We've been talking about the end of the play, especially the end of Rosalind. She's the chattiest girl in Shakespeare, but once she appears in her wedding gown, she becomes almost completely silent.
And not easily answered. Some productions have made much of Rosalind's concluding silence, playing her wedding as a kind of imprisonment. In one production, Orlando, obviously in love with Ganymede, stalked off when he saw Rosalind appear as a traditional bride. We could go there too, but we're not. Why should we assume that Rosalind is trapped and diminished simply because she is a mostly silent bride?
We love Rosalind babbling in the woods, but she's overwhelming too; Celia can hardly get a word in edgewise. Peggy Ashcroft, a great actress and a great Rosalind, said Rosalind was a great part, but also a girl who did talk rather a lot. Rosalind will never wear out her welcome, but it's just possible audiences might be reaching their Rosalind saturation point by the end the play. When Orlando tells her he can't play games anymore, that he can "live no longer by thinking," Rosalind replies, "I will weary you then no longer with idle talking." Orlando's relief at hearing this might well be ours, too.
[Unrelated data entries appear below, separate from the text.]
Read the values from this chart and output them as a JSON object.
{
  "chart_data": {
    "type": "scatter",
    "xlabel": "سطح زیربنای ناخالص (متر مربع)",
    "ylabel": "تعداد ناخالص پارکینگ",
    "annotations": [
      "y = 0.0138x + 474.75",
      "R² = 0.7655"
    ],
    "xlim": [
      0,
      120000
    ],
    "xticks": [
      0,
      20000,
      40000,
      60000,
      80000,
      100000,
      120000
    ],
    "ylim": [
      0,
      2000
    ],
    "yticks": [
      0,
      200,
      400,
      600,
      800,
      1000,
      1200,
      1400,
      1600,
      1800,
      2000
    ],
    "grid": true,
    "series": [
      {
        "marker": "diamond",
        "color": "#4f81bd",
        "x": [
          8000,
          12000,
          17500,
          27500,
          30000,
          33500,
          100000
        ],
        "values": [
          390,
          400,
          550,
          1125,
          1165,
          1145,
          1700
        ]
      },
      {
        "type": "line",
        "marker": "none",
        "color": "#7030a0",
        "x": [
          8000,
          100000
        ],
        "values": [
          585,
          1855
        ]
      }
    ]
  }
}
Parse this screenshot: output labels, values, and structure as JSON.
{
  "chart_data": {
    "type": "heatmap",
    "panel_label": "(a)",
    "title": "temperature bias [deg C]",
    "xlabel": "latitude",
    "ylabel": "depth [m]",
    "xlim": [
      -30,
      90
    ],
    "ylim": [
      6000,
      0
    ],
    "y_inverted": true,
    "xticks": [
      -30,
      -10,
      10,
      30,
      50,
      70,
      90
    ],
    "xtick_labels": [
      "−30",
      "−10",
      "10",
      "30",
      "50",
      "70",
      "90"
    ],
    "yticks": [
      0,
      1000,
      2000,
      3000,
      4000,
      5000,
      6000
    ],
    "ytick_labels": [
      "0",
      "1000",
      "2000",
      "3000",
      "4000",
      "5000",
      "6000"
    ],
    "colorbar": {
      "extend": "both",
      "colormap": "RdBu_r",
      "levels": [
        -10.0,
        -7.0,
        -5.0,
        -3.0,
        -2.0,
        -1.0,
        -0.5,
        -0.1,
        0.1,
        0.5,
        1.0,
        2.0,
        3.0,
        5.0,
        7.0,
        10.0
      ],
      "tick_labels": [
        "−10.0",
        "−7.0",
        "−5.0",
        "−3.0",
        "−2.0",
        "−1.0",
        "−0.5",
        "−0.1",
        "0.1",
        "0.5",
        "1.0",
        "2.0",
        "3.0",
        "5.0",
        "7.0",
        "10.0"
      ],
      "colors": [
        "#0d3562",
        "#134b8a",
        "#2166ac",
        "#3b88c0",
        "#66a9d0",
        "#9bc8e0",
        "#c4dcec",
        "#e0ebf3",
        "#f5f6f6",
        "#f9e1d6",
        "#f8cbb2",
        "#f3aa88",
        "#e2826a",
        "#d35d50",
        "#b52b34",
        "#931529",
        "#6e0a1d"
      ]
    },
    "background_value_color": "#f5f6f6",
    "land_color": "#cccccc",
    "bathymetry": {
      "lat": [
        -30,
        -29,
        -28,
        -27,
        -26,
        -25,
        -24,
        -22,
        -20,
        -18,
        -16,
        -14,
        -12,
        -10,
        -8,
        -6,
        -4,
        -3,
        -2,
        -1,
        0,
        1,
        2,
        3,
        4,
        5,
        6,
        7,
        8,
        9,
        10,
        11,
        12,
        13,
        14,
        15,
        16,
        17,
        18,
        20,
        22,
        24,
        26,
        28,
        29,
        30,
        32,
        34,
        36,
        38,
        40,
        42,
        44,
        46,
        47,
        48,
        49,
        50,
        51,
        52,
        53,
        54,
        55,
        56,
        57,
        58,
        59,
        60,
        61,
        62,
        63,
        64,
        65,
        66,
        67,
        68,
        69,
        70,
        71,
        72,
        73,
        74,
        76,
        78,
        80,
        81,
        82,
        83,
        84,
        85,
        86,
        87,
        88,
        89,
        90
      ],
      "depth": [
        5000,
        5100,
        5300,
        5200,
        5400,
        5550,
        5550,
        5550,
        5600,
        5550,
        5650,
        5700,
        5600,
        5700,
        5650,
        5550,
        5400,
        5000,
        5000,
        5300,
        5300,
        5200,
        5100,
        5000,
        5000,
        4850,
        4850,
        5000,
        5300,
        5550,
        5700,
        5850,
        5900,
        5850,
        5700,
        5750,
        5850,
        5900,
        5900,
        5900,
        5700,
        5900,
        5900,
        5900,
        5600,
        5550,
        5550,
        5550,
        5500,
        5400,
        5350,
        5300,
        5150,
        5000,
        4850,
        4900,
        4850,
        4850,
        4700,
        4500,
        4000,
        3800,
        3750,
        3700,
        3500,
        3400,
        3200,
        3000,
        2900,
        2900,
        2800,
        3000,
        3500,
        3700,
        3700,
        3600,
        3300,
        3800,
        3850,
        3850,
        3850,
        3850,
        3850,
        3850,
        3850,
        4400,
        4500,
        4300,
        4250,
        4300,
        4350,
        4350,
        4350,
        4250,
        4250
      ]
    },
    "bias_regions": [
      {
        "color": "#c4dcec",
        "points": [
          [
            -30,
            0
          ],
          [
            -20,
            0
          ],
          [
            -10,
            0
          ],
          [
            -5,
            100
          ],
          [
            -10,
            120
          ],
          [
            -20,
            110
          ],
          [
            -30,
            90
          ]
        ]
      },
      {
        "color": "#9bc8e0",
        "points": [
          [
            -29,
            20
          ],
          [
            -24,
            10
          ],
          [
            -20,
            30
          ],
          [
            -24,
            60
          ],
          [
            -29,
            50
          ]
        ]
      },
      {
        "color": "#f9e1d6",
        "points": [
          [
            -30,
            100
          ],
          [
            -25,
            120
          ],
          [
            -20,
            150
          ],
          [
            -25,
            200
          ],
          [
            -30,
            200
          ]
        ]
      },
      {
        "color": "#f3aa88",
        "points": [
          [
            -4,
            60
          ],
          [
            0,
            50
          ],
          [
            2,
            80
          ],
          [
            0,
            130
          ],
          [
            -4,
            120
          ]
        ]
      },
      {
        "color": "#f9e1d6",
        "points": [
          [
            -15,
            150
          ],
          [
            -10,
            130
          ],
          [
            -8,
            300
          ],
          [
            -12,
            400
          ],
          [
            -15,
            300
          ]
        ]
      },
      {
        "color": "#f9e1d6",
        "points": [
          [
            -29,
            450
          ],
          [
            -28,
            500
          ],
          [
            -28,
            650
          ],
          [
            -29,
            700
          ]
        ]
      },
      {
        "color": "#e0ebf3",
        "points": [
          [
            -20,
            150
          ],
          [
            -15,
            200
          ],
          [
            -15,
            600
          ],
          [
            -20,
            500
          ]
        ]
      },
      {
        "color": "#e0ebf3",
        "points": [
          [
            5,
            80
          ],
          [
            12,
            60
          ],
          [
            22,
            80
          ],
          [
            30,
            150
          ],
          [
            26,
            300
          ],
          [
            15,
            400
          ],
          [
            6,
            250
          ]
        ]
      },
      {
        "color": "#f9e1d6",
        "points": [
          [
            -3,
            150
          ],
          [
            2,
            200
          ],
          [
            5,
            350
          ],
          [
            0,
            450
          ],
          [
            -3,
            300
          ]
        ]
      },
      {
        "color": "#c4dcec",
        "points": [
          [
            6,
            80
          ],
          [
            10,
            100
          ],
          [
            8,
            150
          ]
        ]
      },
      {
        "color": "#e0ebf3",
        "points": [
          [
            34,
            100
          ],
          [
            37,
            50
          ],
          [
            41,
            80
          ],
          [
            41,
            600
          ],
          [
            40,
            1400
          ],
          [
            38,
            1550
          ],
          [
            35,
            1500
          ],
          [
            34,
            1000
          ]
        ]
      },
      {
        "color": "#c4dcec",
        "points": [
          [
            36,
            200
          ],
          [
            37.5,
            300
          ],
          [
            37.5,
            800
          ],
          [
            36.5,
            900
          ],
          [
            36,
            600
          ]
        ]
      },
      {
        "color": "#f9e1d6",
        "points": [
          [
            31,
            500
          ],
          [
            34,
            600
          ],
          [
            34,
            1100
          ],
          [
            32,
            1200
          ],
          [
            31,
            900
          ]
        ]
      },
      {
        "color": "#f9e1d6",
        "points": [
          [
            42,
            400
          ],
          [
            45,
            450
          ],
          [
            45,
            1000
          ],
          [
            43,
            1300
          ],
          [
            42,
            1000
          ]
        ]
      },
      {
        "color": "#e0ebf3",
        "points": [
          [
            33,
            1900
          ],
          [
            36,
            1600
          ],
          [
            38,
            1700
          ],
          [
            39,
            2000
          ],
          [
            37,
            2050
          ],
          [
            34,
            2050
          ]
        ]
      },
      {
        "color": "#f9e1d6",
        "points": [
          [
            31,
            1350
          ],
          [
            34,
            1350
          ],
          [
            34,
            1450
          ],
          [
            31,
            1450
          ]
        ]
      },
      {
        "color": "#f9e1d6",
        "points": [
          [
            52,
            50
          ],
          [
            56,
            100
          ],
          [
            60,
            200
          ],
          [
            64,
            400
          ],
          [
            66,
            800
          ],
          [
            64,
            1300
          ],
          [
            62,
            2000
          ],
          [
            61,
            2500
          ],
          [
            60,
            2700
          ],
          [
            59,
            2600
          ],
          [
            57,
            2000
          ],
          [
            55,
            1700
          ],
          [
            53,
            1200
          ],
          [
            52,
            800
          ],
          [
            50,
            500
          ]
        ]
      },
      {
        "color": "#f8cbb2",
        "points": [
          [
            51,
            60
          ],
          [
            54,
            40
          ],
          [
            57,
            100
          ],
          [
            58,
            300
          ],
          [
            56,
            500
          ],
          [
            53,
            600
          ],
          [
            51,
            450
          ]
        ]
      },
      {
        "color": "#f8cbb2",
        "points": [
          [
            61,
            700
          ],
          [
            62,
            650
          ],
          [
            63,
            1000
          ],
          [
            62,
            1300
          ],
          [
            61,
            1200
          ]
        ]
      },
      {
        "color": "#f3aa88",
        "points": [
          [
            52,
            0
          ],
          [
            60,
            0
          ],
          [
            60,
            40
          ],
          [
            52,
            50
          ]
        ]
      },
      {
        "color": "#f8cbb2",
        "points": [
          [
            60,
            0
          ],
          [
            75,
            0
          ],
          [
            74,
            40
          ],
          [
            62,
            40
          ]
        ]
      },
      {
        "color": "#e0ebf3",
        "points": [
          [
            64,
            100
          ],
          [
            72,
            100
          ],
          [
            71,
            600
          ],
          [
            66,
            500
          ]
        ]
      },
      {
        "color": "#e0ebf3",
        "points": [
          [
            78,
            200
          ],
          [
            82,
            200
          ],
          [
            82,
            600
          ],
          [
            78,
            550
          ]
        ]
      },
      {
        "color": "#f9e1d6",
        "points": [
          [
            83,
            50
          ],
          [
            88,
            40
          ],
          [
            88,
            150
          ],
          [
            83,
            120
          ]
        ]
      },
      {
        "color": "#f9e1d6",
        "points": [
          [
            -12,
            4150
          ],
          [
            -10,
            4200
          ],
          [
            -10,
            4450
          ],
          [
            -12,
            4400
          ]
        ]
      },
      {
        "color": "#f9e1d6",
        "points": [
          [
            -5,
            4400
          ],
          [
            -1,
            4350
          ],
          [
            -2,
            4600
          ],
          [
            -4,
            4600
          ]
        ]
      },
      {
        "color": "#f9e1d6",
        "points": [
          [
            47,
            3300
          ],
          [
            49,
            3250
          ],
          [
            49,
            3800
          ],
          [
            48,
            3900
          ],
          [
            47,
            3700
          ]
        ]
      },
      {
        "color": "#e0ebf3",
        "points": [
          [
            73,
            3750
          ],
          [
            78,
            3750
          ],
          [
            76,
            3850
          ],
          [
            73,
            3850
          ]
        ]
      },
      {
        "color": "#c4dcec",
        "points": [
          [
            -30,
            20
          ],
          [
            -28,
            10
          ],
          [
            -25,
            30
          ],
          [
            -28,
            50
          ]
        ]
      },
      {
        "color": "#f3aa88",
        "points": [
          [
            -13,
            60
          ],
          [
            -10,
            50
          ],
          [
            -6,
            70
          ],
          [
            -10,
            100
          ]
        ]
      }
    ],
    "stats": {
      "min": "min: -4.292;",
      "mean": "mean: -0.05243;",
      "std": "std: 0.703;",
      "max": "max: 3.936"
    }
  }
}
When she appears as a bride we see Rosalind in a completely new way--she's in a new costume and, astonishingly, she's quiet. I like to think of this not as a diminishment or surrender of her powers, but simply as her latest role. There's no reason to think Rosalind will be permanently silenced any more than she will be a perpetual bride. I think she's glowing and happy, as brides who want to wed always are. Brides do not need to talk; their radiance is meant to be seen and proves reliably one of the great natural wonders of our lives. There's nothing like a wedding; there's nothing so lovely as a bride. She will have her vows (and Rosalind has already taken hers in the "play" wedding in the woods), but she needs no words.
But we wouldn't want to leave Rosalind speechless, and Shakespeare doesn't. So there she is, after the comedy's concluding dance, appearing alone onstage as the epilogue, where, being Rosalind, she is talking again. The epilogue has been treated in many inventive ways in productions, but these are all wrong. Really the only good way is to play it simply as it was written. In the epilogue, Rosalind is again someone new: still Rosalind, but also the actor playing Rosalind, appearing on behalf of the play she has just played in. She explains she isn't dressed like a beggar, so she can't very well beg. Instead, she will have to "conjure" us--work her magic on the play's behalf. And her magic is charm. She charms first the women, then the men in the audience, and then she charms them together, just as she's been doing for the last two hours. Then she says, "if I were a woman, I would kiss as many of you as had beards that would please me . . . " In the original production the joke is that Rosalind was played by a boy actor; it's harder to make that work now that nearly all Rosalinds (including ours) actually are women. We've "solved" the problem by having Rosalind, radiant in her wedding gown, put on the baseball cap she wore in the forest when she was Ganymede, reminding us she can play any gender she wants.
She's even tried dropping into her Ganymede voice at this moment, so she's speaking as a guy saying if he was a girl he would kiss the guys. Now that's our girl! And our guy!